The Healing Choice to Forgive
By Rick Warren
— October 12, 2009
“Never pay back evil with more evil . . . Don’t let evil conquer you, but conquer evil by doing good” (Romans 12:17, 21 NLT).
What is your normal reaction when people hurt you intentionally? Retaliate! Get even! We're often at our creative best when we’re thinking up methods to get even.
But the Bible teaches we need to make a choice to forgive. Instead of reacting, we should take the initiative to forgive.
In his book, Why Am I Afraid To Tell You Who I Am?, John Powell says he was walking down the street with a friend and they stopped to get a paper. The man selling the paper was discourteous and very rude. As they walked away, John’s friend said to the man, “You have a nice day, now!”
John asked his friend, “Is that man always that rude to you?”
“Are you always that nice to him?”
John’s friend said, “Yes, I’m not going to let one man ruin my day.”
The brilliant African-American scientist, Booker T. Washington, faced prejudice all his life, but he made a very significant choice about how he would handle it: “I will never allow another man to control or ruin my life by making me hate him.”
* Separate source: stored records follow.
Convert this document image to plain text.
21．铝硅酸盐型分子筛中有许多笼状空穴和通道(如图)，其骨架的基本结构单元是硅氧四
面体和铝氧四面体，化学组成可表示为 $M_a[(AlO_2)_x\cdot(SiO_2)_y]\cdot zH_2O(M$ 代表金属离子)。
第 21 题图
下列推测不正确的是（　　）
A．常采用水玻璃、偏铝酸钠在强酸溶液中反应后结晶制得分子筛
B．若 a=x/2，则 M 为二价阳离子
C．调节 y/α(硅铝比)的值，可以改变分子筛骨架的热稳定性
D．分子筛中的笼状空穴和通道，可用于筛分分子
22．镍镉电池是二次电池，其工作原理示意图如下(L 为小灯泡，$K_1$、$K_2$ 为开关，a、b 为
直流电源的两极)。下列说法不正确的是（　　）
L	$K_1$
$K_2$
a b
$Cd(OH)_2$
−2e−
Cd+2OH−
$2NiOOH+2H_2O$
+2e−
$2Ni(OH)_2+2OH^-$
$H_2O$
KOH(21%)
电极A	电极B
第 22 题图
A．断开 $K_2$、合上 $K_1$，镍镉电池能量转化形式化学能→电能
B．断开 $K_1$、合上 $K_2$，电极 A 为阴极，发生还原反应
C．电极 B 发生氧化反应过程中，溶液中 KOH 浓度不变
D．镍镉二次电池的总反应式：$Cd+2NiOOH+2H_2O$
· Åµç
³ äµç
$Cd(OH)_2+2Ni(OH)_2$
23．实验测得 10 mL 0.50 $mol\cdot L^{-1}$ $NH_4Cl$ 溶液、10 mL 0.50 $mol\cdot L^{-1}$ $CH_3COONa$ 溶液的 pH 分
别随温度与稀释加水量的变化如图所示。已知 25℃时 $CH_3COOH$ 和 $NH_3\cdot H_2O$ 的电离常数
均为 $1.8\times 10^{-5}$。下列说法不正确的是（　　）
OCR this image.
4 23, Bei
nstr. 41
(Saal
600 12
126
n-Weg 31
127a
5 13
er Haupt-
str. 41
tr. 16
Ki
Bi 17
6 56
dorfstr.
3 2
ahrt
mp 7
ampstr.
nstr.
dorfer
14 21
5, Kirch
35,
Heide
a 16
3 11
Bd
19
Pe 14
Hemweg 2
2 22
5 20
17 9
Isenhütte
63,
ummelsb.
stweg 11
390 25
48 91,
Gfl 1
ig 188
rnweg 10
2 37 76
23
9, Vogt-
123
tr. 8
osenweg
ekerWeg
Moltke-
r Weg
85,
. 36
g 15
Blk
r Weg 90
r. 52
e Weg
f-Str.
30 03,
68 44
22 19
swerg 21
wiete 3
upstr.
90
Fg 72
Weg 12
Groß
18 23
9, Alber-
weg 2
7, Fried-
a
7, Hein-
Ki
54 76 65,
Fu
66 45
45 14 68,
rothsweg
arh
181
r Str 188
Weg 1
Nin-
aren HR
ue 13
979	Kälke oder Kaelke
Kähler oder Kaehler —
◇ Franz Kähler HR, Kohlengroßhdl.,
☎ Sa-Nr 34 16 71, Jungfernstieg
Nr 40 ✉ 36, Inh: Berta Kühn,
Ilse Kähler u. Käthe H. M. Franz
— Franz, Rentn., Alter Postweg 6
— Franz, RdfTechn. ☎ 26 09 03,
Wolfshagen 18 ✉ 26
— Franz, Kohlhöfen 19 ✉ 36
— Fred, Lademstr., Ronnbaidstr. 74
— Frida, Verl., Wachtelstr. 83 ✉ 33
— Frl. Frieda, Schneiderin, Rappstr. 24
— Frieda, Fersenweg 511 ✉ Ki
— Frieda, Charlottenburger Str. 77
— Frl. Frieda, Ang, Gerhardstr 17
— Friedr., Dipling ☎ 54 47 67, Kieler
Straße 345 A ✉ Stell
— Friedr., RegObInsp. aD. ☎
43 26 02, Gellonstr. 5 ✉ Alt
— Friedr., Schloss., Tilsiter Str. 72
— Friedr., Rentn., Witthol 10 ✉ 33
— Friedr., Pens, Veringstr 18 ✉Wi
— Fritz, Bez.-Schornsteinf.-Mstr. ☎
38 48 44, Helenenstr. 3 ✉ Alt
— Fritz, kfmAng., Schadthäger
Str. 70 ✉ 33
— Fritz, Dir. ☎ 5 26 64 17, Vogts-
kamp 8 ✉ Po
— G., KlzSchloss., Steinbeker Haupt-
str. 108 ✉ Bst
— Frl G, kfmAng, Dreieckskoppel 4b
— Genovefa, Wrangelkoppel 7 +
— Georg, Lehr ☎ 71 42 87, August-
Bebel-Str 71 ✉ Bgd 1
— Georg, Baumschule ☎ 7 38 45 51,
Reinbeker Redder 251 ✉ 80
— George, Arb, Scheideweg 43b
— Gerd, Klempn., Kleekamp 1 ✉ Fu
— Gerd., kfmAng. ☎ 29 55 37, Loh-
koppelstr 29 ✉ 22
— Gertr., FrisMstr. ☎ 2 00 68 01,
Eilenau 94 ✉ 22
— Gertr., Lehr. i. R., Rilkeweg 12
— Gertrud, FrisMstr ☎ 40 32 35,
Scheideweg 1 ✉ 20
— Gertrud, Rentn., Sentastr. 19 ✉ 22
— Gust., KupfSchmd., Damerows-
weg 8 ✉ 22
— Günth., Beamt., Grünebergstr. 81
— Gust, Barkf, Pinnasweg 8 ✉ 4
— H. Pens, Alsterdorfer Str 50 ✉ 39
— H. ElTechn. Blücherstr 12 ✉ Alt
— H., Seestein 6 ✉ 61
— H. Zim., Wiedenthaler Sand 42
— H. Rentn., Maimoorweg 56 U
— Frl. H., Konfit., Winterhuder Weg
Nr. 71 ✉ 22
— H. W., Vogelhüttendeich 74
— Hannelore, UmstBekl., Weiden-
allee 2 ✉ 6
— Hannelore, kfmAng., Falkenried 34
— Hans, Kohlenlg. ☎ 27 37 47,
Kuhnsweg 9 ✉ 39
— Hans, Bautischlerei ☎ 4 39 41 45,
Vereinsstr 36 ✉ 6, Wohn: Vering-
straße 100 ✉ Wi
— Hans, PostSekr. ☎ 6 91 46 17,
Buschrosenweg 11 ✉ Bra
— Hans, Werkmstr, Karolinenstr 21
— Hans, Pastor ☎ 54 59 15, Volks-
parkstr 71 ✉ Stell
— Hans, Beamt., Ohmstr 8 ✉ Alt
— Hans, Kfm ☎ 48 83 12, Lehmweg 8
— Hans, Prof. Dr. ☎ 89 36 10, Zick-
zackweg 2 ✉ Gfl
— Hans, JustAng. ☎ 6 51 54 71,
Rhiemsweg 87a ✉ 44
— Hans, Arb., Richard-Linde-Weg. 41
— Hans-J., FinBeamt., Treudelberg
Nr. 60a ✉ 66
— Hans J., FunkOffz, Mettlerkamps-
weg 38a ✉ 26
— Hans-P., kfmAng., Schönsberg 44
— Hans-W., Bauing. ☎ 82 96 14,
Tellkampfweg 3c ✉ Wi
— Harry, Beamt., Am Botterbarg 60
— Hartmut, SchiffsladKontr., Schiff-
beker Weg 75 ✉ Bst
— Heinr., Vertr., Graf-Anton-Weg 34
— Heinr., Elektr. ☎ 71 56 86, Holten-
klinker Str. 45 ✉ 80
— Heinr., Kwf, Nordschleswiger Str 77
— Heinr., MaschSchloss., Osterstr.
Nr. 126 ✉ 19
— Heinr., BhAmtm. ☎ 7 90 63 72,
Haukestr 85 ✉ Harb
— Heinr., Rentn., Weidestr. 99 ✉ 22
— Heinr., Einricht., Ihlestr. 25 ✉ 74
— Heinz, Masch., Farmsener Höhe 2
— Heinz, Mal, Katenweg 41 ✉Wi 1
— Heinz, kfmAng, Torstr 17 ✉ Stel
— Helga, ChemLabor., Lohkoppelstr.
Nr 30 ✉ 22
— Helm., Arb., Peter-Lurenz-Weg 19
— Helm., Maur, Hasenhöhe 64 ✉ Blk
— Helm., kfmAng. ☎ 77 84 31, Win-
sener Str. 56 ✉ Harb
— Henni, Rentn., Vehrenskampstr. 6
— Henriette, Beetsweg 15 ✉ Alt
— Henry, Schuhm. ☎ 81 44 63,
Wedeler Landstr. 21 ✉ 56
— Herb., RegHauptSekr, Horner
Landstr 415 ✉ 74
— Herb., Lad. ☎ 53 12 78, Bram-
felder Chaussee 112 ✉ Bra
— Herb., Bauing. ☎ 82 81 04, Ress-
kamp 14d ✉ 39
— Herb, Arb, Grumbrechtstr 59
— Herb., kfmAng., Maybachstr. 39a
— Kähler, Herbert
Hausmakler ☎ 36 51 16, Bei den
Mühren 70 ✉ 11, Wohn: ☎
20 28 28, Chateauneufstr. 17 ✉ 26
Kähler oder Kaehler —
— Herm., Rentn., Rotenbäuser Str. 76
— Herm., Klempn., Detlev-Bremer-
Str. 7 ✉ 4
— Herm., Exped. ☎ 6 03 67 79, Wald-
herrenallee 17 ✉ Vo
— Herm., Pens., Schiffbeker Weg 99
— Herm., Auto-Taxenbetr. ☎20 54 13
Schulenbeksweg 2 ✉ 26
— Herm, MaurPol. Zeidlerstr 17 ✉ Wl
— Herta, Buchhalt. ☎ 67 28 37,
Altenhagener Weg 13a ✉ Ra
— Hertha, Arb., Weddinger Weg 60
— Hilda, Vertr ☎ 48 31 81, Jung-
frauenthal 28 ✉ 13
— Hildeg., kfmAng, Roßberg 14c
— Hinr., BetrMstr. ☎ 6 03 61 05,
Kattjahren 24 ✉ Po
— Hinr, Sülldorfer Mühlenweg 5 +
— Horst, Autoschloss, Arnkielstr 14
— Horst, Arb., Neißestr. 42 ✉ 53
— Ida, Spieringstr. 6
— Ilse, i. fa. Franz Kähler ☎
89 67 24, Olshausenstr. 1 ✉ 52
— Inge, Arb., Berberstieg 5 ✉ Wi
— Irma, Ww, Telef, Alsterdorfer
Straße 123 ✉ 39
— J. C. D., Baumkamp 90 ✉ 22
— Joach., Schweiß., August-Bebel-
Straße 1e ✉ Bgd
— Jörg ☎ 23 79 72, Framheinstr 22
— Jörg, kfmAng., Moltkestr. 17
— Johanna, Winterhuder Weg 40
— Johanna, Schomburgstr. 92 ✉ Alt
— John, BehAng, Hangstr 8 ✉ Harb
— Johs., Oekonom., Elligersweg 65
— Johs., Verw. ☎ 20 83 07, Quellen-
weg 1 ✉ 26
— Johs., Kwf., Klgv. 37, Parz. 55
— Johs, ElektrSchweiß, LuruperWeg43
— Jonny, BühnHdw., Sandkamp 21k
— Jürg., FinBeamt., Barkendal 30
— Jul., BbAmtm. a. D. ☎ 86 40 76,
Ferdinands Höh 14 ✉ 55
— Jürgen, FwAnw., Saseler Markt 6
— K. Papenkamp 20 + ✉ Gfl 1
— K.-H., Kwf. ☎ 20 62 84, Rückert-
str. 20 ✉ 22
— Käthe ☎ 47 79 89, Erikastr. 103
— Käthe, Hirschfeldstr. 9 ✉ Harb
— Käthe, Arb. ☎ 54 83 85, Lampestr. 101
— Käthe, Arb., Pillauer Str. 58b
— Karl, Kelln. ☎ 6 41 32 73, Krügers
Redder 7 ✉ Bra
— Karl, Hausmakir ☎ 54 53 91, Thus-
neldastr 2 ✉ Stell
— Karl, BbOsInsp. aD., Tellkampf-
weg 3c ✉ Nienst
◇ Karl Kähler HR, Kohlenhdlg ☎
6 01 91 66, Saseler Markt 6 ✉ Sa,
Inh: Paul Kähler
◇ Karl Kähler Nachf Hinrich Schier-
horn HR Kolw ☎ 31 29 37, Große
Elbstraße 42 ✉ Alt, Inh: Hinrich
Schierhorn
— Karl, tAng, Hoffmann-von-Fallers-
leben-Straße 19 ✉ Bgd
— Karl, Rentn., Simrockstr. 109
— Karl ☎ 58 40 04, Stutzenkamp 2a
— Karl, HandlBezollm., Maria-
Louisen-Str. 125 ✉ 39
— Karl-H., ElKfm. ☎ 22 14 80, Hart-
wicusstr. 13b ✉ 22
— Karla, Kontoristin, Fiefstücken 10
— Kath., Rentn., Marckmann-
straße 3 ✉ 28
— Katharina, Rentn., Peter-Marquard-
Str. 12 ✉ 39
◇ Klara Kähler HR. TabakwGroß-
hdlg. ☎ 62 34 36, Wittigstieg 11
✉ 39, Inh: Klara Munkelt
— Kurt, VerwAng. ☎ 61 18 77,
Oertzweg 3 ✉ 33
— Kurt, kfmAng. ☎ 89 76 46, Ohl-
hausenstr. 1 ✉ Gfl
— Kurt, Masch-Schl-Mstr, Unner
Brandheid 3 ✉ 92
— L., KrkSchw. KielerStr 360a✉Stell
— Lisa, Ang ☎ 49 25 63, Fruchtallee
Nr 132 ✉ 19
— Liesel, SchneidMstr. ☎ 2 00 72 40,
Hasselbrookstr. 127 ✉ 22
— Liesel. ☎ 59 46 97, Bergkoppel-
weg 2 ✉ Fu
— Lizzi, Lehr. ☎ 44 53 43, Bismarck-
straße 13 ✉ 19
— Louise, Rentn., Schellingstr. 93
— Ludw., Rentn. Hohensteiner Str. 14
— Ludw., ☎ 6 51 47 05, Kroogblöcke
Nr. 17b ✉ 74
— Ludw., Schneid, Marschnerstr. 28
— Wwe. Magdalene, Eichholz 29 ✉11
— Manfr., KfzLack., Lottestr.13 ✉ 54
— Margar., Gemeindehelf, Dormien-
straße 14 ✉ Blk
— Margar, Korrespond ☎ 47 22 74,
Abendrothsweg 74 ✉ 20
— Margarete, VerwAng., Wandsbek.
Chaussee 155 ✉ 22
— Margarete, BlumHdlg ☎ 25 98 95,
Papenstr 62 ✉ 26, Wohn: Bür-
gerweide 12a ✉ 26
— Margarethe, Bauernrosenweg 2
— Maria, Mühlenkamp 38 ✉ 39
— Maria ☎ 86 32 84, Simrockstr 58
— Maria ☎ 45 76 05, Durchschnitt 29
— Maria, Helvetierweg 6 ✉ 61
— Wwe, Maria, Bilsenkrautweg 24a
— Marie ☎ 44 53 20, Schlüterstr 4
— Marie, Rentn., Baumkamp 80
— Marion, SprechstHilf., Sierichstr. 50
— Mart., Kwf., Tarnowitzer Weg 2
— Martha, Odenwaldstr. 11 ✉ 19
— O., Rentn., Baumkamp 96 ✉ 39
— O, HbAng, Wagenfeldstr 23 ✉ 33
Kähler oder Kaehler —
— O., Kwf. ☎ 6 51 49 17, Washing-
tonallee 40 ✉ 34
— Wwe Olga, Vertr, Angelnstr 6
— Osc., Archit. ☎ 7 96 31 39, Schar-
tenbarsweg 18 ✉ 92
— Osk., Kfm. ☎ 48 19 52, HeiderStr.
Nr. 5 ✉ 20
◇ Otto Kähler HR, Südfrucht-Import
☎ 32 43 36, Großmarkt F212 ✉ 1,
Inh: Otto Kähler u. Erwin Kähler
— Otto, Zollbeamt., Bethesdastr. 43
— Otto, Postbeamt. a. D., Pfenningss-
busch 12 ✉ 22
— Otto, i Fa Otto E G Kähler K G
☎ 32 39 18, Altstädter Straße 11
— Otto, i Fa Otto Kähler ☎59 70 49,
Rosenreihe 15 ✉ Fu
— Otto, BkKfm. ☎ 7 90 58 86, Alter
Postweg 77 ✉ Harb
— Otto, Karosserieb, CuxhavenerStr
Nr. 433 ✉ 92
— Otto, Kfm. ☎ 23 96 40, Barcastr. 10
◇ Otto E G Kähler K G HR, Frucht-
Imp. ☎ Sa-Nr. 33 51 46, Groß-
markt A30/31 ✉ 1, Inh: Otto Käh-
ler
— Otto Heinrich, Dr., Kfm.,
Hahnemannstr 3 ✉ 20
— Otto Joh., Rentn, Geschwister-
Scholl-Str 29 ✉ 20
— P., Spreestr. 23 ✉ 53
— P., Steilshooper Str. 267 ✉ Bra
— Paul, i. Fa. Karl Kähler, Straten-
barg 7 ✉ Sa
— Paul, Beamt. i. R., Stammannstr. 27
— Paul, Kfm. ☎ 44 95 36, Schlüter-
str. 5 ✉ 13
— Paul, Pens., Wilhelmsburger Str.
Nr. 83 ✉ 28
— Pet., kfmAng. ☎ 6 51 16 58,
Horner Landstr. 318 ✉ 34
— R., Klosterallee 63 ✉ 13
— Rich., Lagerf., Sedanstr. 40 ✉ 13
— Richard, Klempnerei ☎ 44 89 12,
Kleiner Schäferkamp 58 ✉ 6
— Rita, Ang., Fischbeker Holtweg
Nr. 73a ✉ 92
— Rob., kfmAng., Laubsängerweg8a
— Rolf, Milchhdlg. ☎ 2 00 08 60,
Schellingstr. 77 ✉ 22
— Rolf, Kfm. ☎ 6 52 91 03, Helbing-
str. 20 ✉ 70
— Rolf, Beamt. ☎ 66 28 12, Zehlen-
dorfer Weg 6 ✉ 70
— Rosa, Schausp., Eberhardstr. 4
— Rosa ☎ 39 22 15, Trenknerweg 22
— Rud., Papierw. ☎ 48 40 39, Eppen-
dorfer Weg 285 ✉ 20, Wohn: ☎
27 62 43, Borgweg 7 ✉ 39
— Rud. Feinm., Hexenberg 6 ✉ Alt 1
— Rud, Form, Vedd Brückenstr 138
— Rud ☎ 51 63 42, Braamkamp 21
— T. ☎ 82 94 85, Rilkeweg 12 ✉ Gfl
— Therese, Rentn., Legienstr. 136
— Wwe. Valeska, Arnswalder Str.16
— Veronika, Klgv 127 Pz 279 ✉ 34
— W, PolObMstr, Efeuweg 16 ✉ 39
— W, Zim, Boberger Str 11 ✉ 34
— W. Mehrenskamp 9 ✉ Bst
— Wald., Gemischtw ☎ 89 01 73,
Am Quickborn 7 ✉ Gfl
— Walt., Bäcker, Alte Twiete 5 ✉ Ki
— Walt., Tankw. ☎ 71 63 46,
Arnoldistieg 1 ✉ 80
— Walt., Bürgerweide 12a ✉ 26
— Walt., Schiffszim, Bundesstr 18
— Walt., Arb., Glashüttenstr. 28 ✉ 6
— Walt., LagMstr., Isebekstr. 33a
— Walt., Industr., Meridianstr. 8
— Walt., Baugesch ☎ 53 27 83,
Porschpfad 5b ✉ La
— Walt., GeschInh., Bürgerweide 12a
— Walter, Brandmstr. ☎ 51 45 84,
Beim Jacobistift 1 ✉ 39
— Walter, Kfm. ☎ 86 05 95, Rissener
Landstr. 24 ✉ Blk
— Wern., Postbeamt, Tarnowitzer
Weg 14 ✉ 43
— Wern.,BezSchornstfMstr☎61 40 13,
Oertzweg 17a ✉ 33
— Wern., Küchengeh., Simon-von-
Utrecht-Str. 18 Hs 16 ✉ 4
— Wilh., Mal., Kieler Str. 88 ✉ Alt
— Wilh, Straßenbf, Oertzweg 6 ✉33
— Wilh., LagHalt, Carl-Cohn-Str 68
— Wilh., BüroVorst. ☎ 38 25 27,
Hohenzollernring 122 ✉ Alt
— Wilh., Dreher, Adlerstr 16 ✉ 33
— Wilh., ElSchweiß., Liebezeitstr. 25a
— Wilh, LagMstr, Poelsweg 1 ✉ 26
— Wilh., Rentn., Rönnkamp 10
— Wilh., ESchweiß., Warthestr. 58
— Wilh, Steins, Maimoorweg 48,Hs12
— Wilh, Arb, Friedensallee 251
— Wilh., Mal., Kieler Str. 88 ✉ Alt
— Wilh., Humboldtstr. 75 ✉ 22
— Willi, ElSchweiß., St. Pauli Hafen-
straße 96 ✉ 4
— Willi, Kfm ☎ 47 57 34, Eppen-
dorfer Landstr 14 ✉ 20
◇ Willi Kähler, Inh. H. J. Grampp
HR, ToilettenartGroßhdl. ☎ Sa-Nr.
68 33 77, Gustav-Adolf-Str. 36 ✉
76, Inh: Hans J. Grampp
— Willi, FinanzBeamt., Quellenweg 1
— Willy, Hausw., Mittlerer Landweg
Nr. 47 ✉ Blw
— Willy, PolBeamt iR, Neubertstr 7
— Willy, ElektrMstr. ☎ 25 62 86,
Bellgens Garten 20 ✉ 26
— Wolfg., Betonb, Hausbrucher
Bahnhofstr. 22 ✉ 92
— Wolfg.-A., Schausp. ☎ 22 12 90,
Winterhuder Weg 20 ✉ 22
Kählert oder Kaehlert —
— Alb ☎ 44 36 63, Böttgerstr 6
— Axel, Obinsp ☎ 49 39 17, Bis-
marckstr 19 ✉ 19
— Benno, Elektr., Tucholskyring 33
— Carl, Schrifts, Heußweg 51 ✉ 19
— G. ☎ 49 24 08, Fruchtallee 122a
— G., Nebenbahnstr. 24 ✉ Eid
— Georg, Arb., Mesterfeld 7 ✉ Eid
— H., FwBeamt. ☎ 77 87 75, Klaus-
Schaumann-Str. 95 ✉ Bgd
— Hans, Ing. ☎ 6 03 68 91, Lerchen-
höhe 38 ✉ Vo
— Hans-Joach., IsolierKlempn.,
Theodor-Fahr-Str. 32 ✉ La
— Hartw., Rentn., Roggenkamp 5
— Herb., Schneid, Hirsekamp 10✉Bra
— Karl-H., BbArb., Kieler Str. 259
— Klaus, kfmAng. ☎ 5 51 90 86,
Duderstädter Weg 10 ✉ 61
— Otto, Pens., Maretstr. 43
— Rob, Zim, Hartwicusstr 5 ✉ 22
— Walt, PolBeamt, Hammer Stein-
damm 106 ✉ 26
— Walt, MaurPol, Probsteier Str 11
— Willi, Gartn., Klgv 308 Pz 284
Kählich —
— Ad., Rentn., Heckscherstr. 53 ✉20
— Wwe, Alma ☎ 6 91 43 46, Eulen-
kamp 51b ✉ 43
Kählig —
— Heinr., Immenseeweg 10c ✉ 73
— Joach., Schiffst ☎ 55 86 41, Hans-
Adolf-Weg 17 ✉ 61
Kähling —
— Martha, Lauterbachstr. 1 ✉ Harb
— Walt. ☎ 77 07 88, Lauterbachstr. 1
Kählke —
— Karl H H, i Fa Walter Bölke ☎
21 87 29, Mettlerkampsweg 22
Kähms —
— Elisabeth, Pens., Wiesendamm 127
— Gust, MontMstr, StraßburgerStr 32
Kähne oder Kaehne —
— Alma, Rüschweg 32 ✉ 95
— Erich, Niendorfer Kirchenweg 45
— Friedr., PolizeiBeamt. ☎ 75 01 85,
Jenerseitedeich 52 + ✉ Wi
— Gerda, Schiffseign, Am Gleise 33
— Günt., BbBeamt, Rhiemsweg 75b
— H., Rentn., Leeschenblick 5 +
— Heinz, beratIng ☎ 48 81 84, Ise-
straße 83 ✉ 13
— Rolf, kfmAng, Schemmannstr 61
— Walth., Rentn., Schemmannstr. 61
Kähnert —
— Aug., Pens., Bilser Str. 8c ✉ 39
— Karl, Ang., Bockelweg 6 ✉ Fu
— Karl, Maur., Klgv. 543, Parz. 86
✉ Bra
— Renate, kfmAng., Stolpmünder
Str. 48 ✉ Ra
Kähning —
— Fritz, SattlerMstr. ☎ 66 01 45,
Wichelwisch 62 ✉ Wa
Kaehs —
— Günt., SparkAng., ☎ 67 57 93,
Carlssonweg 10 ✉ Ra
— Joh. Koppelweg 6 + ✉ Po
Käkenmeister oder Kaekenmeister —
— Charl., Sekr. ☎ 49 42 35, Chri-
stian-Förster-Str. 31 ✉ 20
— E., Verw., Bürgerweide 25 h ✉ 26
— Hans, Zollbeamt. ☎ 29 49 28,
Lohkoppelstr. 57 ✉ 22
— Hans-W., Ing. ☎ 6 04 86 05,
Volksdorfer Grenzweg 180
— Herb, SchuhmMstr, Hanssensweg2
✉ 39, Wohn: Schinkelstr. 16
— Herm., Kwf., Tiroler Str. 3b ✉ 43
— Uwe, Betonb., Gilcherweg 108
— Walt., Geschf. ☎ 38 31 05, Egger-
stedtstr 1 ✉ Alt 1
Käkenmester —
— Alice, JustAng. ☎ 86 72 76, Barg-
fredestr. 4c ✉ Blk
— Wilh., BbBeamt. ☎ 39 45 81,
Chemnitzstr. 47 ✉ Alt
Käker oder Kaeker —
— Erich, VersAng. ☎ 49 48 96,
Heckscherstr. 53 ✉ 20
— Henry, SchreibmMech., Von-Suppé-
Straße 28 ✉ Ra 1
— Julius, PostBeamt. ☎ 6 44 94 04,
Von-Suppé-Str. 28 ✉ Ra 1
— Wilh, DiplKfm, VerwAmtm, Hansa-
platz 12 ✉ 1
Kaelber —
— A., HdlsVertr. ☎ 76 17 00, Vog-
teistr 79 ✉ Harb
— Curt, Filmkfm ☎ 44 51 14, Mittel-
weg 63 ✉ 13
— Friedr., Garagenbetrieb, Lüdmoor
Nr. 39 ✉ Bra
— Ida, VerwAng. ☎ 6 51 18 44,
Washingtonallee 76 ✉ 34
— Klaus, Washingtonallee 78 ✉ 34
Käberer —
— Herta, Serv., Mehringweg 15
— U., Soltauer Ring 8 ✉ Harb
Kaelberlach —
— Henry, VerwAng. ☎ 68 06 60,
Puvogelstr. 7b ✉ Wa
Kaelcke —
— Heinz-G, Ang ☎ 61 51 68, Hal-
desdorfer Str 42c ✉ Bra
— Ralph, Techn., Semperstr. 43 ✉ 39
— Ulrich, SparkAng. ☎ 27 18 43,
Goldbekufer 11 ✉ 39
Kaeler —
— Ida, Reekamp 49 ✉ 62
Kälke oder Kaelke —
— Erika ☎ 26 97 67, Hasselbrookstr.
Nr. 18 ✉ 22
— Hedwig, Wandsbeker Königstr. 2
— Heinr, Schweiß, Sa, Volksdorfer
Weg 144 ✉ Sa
The moment you start retaliating or seeking revenge is the same moment you give up control of your life. You have allowed the person you’re angry at to gain control of your life because you are reacting, which is a position of weakness, as opposed to forgiving, which is a position of Christlike strength.
The Bible teaches, “Dear friends, never take revenge. Leave that to the righteous anger of God. For the Scriptures say, ‘I will take revenge; I will pay them back,’ says the Lord” (Romans 12:19 NLT).